Inside the CT Trolley Museum

I start by walking in, looking left, then turning right and walking counterclockwise around the room. That way, when you're done with the page, you pass the beginning of the page again before walking out, and you get sucked into reading the whole thing another time.

The reason I looked left first: signs! The first sign hung at a station, while the second set hung in the trolley windows (I forget, but I think the TURNERS FALLS/FEDERAL ST. sign rotated to show destination of the trolley). The third sign was trackside, dozens of years ago. I believe the circuitry relates to early railroad crossings or else to early electrical switches, but I can be corrected on this point.

A CT Transit bus outfitted for a brief period to run on rails (for a greater bus range/operating effiency). The experiment with the previously roadgoing buses didn't last long.

One of the nice things about a laissez-faire museum is that I can change the destination of the bus. It's a hand-crank, and still turns pretty easily after years of disuse. I wonder if anyone caught the destination change yet.

This is a three-wheeled, two-man inspection car (I'm sorry, velocipede, which sounds like I should be squishing it under my boot); one man pumps, and the other watches the tracks to take notes of damage. It's made of white ash with iron wheels and held together with bolts. Operationally, though I don't quite understand what the caption means, the side shaft is removable to change direction and allow other equipment to pass. The car weighs 140 pounds, and was made by the Sheffield Velocipede Car Company, Three Rivers, MI. It's a shame that no Velocipede companies survive.

The front, back, inside, and driver's area of a 1910 Connecticut Company car. As you can see, the driver changed the destination by hand, with plates like in this photo series and atop this page. This all-wood car was made by the Osgood Bradley Company, and operated in New Haven (until service ended in 1948) and Waterbury (into the 1960's, I believe). As you may be able to make out in the third photo, the driver can close himself off from the passengers, and force them to exit out the rear sliding door (it's a double-ended car, so it can be driven from either end).
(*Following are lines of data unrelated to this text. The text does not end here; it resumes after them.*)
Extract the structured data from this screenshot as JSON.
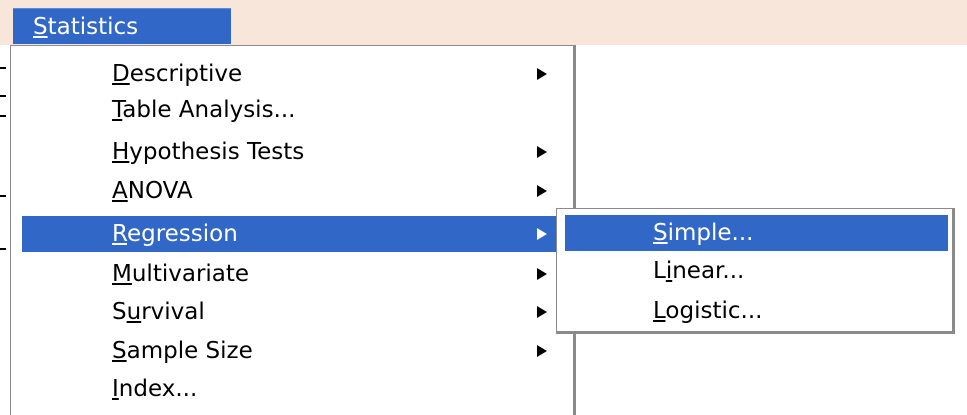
{
  "menubar": {
    "title": "Statistics",
    "title_mnemonic": "S"
  },
  "main_menu": {
    "items": [
      {
        "label": "Descriptive",
        "mnemonic": "D",
        "has_submenu": true,
        "selected": false
      },
      {
        "label": "Table Analysis...",
        "mnemonic": "T",
        "has_submenu": false,
        "selected": false
      },
      {
        "label": "Hypothesis Tests",
        "mnemonic": "H",
        "has_submenu": true,
        "selected": false
      },
      {
        "label": "ANOVA",
        "mnemonic": "A",
        "has_submenu": true,
        "selected": false
      },
      {
        "label": "Regression",
        "mnemonic": "R",
        "has_submenu": true,
        "selected": true
      },
      {
        "label": "Multivariate",
        "mnemonic": "M",
        "has_submenu": true,
        "selected": false
      },
      {
        "label": "Survival",
        "mnemonic": "u",
        "has_submenu": true,
        "selected": false
      },
      {
        "label": "Sample Size",
        "mnemonic": "S",
        "has_submenu": true,
        "selected": false
      },
      {
        "label": "Index...",
        "mnemonic": "I",
        "has_submenu": false,
        "selected": false
      }
    ]
  },
  "submenu": {
    "parent": "Regression",
    "items": [
      {
        "label": "Simple...",
        "mnemonic": "S",
        "selected": true
      },
      {
        "label": "Linear...",
        "mnemonic": "i",
        "selected": false
      },
      {
        "label": "Logistic...",
        "mnemonic": "L",
        "selected": false
      }
    ]
  },
  "colors": {
    "highlight": "#3167c6",
    "menubar_bg": "#f8e6db",
    "menu_bg": "#ffffff",
    "border": "#8a8a8a"
  },
  "icons": {
    "submenu_arrow": "triangle-right-icon"
  }
}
The car operated with a motorman up front and a doorman in back until the Depression, when to save money the car operated with only a motorman, and thus ditched the sliding doors. Luckily, the doors were saved for reinstallation upon purchase by or donation to the Museum.

This Green Line car wasn't so green at all (unless it was a Red Line car, in which case the Kenmore is erroneous and someone's fault in research). As you can see, it was an Elevated Railway car, but if it only stopped at Kenmore, it would never have operated on the elevated railway (which started at North Station). The other possibility is that this car operated from Kenmore to Lechmere, but I don't believe there ever was such a service. There is no elevated Red Line. This type of car (this particular one was made by the Laconia Car Company in 1926) operated above-ground along both the now-Green and original now-Red Lines. This exact car was last used on the E branch of the Green Line in 1959, again, without being Green or Elevated.

Original advertisements and notices from the 1910 CT Co. car (#1326), untouched since the car was removed from service. Enjoy the trip back to the 1950's (or thereabouts).